ATP-binding cassette (ABC) transporters are transmembrane proteins expressed commonly in metabolic and excretory organs to control xenobiotic or endobiotic disposition and maintain their homeostasis. Changes in ABC transporter expression may directly affect the pharmacokinetics of relevant drugs involving absorption, distribution, metabolism, and excretion (ADME) processes. Indeed, overexpression of efflux ABC transporters in cancer cells or bacteria limits drug exposure and causes therapeutic failure that is known as multidrug resistance (MDR).
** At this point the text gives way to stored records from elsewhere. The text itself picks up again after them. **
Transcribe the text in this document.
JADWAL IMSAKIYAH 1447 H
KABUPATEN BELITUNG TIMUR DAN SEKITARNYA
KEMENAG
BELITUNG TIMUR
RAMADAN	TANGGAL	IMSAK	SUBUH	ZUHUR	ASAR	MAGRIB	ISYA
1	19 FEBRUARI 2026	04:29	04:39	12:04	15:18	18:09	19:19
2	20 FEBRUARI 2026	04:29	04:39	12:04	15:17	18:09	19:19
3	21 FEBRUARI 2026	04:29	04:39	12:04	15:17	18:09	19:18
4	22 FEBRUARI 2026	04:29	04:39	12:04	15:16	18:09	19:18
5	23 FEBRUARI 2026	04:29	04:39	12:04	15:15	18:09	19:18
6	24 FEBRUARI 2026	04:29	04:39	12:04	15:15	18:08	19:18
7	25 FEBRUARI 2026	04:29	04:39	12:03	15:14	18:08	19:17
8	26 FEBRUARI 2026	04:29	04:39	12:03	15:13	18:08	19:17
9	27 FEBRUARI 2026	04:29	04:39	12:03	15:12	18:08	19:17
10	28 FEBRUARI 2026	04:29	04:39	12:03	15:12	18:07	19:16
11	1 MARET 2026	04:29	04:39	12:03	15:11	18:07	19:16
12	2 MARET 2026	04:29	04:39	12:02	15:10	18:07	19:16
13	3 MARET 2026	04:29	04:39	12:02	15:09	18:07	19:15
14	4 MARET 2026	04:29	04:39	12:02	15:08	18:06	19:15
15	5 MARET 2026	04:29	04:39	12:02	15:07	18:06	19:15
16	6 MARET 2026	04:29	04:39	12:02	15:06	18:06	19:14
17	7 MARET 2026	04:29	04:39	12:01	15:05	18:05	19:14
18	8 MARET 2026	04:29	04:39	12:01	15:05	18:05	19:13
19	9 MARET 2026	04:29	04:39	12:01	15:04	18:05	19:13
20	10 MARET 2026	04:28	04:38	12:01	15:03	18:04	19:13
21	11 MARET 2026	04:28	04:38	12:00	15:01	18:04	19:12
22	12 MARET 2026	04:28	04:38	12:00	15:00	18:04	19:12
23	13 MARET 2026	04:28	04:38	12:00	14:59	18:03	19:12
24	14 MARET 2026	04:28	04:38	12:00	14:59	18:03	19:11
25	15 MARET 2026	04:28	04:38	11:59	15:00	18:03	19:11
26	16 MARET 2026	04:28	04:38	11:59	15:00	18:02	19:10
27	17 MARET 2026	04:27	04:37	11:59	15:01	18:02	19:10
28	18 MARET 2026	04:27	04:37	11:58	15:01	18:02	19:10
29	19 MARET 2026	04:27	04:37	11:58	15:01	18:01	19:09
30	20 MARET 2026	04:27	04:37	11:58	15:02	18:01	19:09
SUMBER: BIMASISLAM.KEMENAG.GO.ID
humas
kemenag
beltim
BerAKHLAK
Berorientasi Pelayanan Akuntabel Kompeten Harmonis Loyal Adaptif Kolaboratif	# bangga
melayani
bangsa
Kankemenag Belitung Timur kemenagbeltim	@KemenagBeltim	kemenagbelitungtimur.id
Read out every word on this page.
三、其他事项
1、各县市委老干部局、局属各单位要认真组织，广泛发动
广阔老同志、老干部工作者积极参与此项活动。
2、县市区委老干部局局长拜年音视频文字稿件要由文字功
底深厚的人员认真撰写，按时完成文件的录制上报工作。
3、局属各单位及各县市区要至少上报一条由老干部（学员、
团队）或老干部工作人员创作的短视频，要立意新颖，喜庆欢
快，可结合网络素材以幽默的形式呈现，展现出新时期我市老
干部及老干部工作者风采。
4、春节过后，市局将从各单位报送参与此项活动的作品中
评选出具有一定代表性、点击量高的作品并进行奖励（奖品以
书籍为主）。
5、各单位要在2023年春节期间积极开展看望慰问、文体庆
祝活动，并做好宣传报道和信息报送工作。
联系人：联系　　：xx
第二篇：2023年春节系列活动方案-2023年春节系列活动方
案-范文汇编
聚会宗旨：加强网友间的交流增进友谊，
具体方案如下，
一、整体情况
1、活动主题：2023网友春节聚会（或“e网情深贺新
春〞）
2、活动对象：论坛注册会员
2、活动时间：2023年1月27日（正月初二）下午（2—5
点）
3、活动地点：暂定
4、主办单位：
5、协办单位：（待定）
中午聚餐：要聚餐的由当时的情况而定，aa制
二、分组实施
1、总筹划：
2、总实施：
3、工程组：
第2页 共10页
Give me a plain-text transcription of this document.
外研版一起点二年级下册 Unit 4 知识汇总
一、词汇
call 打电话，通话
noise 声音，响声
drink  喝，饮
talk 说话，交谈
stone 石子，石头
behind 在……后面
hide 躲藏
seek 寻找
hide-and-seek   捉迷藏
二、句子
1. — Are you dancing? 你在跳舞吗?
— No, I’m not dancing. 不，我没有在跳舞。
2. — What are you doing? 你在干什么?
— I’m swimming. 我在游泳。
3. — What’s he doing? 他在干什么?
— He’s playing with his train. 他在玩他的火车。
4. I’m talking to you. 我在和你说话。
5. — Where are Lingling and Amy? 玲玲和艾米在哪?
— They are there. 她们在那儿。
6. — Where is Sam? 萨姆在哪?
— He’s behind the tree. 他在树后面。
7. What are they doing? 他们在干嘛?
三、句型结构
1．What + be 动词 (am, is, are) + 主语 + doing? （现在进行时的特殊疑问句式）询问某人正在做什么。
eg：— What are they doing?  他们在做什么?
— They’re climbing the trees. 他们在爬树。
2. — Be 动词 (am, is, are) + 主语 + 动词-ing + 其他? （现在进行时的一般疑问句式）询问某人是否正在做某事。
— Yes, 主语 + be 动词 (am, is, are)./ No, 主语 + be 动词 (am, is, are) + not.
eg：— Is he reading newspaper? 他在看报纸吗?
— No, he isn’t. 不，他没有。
With the discovery of functional noncoding microRNAs (miRNAs) produced from the genome, many miRNAs have been revealed to govern posttranscriptional gene regulation of ABC transporters, which shall improve our understanding of complex mechanism behind the overexpression of ABC transporters linked to MDR. In this article, we first overview the expression and localization of important ABC transporters in human tissues and their clinical importance regarding ADME as well as MDR. Further, we summarize miRNA-controlled posttranscriptional gene regulation of ABC transporters and effects on ADME and MDR. Additionally, we discuss the development and utilization of novel bioengineered miRNA agents to modulate ABC transporter gene expression and subsequent influence on cellular drug accumulation and chemosensitivity. Findings on posttranscriptional gene regulation of ABC transporters shall not only improve our understanding of mechanisms behind variable ADME but also provide insight into developing new means towards rational and more effective pharmacotherapies.